UMFULA (“river” in Zulu) is a four year research project that aims to improve climate information for decision-making in central and southern Africa, with a particular focus on Tanzania and Malawi. UMFULA is a global consortium of 15 institutions specialising in cutting edge climate science, impact modelling and socio-economic research.
UMFULA aims to support long-term – 5 to 40 years – planning decisions in central and southern Africa around resource use, infrastructure investment and cross-sectoral growth priorities, by identifying adaptation pathways which are robust and resilient in the face of climate change and other non-climate stressors.
The team is generating for the region new insights and more reliable information about climate processes and extreme weather events and their impacts on water, energy and agriculture. These insights will support the more effective use of climate information in national and local decision-making.
UMFULA is working to make climate information more useful and accessible for decision-makers in central and southern Africa.

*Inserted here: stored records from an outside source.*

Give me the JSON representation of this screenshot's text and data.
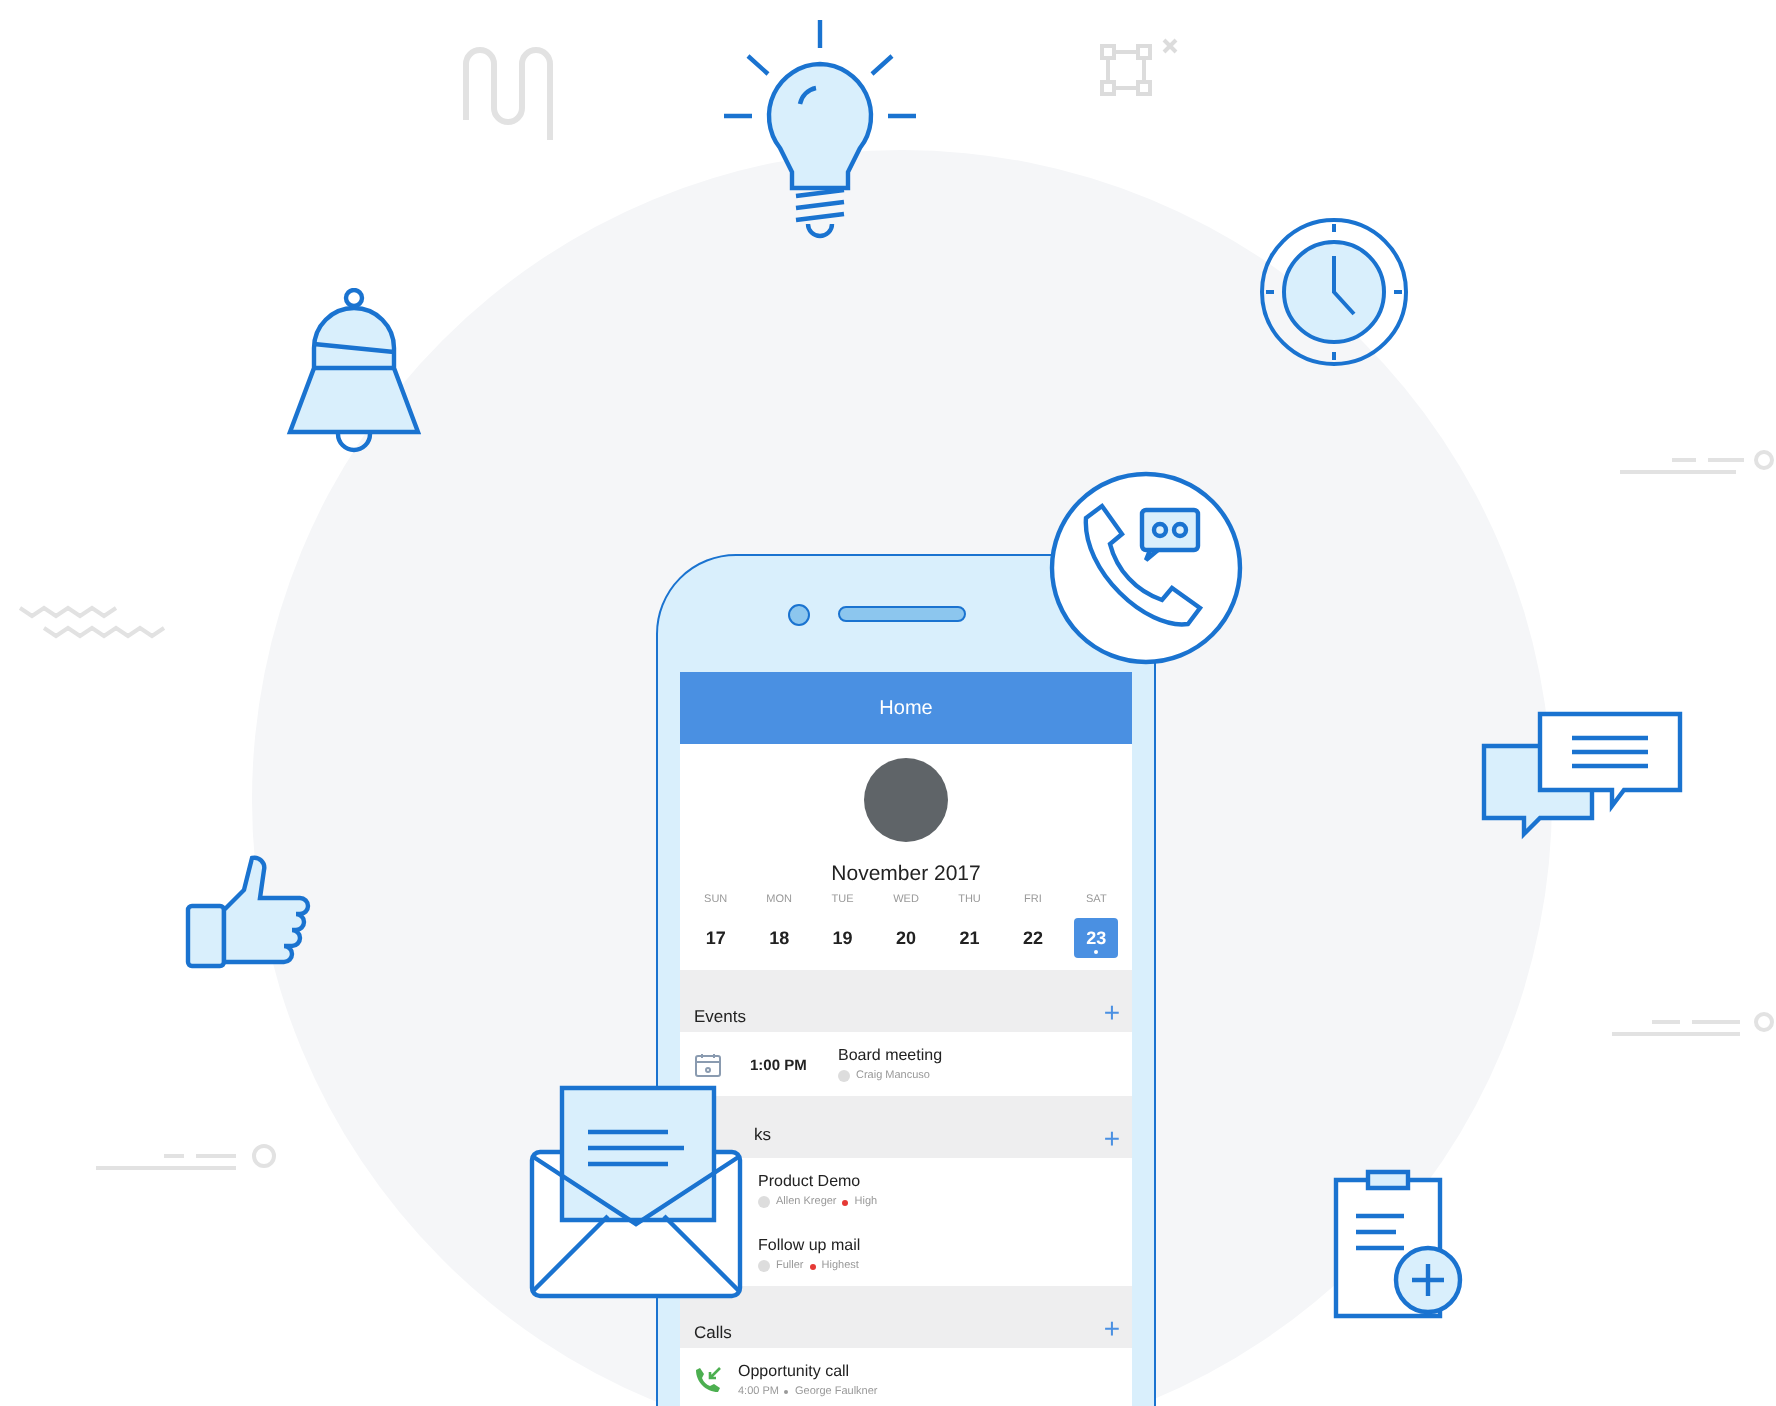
{
  "header": {
    "title": "Home"
  },
  "calendar": {
    "month": "November 2017",
    "days": [
      {
        "weekday": "SUN",
        "date": "17",
        "selected": false
      },
      {
        "weekday": "MON",
        "date": "18",
        "selected": false
      },
      {
        "weekday": "TUE",
        "date": "19",
        "selected": false
      },
      {
        "weekday": "WED",
        "date": "20",
        "selected": false
      },
      {
        "weekday": "THU",
        "date": "21",
        "selected": false
      },
      {
        "weekday": "FRI",
        "date": "22",
        "selected": false
      },
      {
        "weekday": "SAT",
        "date": "23",
        "selected": true
      }
    ]
  },
  "sections": [
    {
      "kind": "events",
      "title": "Events",
      "add": "+",
      "items": [
        {
          "time": "1:00 PM",
          "title": "Board meeting",
          "person": "Craig Mancuso"
        }
      ]
    },
    {
      "kind": "tasks",
      "title": "ks",
      "add": "+",
      "items": [
        {
          "title": "Product Demo",
          "person": "Allen Kreger",
          "priority": "High",
          "color": "#e53935"
        },
        {
          "title": "Follow up mail",
          "person": "Fuller",
          "priority": "Highest",
          "color": "#e53935"
        }
      ]
    },
    {
      "kind": "calls",
      "title": "Calls",
      "add": "+",
      "items": [
        {
          "title": "Opportunity call",
          "time": "4:00 PM",
          "person": "George Faulkner"
        }
      ]
    }
  ]
}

UMFULA researchers and decision-makers in the Rufiji River Basin in Tanzania and in the Shire River Basin in Malawi partner in a collaborative dialogue to identify critical vulnerabilities and thresholds where climate change may pose unacceptable risks to planned development activities. The team supports a range of actors involved in development decisions to evaluate future climate scenarios and identify various adaptation options.
By having a clearer description of how the climate will change over the next 5-40 years in the region the team will produce scenarios for the climate in the decades ahead, including the effects of ‘high impact’ events like intense rainfall and droughts, on natural resources and socio-economic activities. This will highlight the trade-offs that decision-makers face in the context of uncertain future climate and rapid economic change.
A knowledge-mapping exercise will illustrate where and how climate information is currently being used in Central and Southern Africa. The team will assess local power dynamics – to examine whose decisions count, how actors relate to each other and how these dynamics set the policy agenda and influence decision-making. With an understanding of which decisions are made, by whom, and how, the project team will use new climate information to target and inform planning processes.